Gardening Articles: Landscaping :: Lawns, Ground Cover, & Wildflowers

The Other Pollinators (page 2 of 6)

by Amy Bartlett Wright

Honeybee (Apis mellifera)

Europeans who knew the honeybee as an effective, broad-dieted, relatively docile, and easily managed pollinator--as well as a provider of honey and beeswax--brought it to the New World. Since its introduction, the honeybee, also called the domesticated bee, has become common and its habitat widespread.

Honeybees are social. Many of them exist together to support the whole colony in which the queen is the central member. A colony consists of 40,000 to 60,000 honeybees. Sterile worker females do most of the colony's work, caring royally for the queen; her sole purpose is to lay eggs. "Busy as a bee" means busy indeed. The workers build the honeycomb, tend the queen (always turning to face her when she passes by!), feed pollen to the young, clean the hive, forage for nectar and pollen, and convert the nectar to honey in their honey stomachs.

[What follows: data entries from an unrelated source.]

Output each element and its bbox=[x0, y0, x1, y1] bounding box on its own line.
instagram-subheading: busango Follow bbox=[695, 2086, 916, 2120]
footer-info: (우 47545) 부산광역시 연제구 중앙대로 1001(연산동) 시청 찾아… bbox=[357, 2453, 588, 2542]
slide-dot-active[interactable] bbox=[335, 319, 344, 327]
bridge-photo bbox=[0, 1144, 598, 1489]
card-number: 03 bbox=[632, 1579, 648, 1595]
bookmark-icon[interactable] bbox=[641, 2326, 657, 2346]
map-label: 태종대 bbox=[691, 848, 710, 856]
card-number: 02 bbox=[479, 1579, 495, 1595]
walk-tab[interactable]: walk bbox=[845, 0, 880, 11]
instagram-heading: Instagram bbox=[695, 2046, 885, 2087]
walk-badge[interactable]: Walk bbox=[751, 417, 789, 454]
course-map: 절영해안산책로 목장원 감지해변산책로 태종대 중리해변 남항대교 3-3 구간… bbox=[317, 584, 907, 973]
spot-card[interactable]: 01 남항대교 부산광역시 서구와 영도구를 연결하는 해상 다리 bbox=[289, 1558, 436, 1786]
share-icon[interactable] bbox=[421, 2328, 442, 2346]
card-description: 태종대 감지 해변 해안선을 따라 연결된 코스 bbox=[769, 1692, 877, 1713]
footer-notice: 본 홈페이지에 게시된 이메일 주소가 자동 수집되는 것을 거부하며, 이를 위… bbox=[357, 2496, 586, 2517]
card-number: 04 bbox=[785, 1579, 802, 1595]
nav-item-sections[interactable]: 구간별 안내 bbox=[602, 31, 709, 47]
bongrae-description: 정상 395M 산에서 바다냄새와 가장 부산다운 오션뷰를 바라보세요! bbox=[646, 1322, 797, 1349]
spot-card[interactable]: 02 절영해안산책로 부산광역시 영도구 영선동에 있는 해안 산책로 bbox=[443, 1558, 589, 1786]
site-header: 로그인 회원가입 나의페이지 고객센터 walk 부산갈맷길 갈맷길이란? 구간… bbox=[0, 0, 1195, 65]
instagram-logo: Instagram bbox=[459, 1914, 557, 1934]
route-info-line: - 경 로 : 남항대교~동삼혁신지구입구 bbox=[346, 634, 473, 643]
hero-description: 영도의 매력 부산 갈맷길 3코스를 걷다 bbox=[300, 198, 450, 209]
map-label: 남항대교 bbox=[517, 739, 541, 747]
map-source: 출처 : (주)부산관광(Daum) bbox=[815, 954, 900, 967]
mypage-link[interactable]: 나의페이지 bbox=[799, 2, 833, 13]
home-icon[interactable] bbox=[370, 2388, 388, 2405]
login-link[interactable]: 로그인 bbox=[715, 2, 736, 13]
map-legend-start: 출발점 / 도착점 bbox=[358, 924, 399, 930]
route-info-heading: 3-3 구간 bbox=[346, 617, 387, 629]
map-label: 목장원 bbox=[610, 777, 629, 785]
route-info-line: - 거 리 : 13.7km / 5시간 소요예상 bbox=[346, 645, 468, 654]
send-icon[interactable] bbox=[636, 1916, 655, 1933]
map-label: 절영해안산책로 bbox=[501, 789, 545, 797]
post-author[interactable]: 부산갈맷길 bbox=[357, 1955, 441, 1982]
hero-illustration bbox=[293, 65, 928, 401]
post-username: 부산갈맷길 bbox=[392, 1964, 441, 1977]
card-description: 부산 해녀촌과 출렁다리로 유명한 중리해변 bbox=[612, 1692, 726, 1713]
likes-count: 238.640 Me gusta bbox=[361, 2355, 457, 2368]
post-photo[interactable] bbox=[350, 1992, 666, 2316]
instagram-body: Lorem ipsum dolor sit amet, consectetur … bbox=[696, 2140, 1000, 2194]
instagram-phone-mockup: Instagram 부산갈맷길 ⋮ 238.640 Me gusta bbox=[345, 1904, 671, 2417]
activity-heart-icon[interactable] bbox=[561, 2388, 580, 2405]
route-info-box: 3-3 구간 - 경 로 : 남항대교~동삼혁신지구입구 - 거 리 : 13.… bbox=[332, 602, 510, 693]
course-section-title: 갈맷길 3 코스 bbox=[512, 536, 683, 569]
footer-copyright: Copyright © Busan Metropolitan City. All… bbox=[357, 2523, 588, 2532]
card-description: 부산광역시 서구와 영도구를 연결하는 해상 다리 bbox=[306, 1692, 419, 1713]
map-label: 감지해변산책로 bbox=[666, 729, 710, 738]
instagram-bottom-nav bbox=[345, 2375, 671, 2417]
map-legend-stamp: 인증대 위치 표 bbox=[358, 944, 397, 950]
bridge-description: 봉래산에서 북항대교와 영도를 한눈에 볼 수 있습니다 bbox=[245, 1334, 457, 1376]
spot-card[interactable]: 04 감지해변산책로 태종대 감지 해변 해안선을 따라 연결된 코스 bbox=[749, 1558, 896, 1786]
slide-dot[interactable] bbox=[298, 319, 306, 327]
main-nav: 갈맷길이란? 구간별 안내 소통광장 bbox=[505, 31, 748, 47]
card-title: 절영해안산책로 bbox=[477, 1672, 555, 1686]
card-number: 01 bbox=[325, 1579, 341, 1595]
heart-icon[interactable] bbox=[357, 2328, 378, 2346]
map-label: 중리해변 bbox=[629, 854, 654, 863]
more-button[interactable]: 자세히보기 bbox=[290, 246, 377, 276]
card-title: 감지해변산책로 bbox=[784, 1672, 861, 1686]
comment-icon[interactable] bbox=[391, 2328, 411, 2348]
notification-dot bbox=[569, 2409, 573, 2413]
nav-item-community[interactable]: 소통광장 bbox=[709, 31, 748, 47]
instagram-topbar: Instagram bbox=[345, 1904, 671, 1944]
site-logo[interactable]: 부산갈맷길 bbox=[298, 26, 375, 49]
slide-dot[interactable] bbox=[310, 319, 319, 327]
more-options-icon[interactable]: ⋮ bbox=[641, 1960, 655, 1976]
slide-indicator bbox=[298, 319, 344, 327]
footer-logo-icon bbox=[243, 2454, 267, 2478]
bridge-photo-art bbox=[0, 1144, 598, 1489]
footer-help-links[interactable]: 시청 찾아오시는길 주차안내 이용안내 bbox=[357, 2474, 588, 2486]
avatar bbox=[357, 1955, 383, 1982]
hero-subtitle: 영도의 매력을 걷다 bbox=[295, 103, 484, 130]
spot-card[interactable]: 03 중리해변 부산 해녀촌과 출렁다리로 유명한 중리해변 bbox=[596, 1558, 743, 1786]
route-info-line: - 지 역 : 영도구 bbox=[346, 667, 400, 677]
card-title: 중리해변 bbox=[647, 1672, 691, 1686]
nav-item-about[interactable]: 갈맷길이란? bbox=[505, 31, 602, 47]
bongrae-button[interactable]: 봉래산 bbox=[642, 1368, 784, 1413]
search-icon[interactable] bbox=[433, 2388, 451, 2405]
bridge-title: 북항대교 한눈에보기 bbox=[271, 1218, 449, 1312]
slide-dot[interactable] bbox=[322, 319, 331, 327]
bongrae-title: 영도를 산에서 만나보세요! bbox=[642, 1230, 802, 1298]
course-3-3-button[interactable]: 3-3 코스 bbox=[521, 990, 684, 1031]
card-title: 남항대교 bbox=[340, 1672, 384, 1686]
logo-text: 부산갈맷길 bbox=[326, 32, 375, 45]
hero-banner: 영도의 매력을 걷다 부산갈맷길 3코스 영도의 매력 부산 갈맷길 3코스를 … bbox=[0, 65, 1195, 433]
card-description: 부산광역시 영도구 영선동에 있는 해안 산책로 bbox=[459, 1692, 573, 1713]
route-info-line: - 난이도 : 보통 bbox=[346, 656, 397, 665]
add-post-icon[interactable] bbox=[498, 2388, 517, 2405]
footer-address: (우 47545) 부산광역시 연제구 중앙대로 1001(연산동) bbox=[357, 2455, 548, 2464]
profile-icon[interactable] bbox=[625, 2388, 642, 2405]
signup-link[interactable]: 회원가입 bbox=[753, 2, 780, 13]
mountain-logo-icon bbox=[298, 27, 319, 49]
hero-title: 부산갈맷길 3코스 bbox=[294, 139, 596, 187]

Worker bees also guard the entrance to the hive, scout for new food sources, and communicate to other workers information about new flowers and the richness of the nectar supply. The drone males aren't effective pollinators. Their sole function is reproduction, and when their mating duty is complete, they are ousted from the hive or killed by workers.

Most honeybee colonies live in man-made hives that can be moved from crop to crop for specific, managed pollination. The high number of bees in a colony makes their work significant. If a colony becomes too crowded, workers will swarm, separating from the first hive with a new queen. Then, they will build a new hive in a different location. If that colony escapes into the wild, the colony is called feral. If the new colony chooses an empty hive provided by an alert beekeeper, the beekeeper will have added nicely to his or her population of domesticated bees.

Africanized Honeybee (Apis mellifera scutellata)

The recent incursion of the Africanized bee into the United States is another worry to beekeepers. In 1956, an African subspecies of the honeybee was introduced into Brazil. The African bee looks just like the honeybee we know, but in tropical regions it is an even more effective pollinator and honey producer than the domestic honeybee. South American beekeepers found, however, that the advantage they saw in the bees' aggressive manner meant that the bees were also far more difficult for humans to manage than domestic honeybees were. The African bees are apt to sting fiercely in groups at the slightest disturbance, and they've attacked people and livestock, earning them the name "killer" bees. These bees have moved north and are breeding with the domesticated European honeybee race in southern subtropical regions, causing difficulty for commercial beekeepers there. The northern limits of this invasion are not yet known.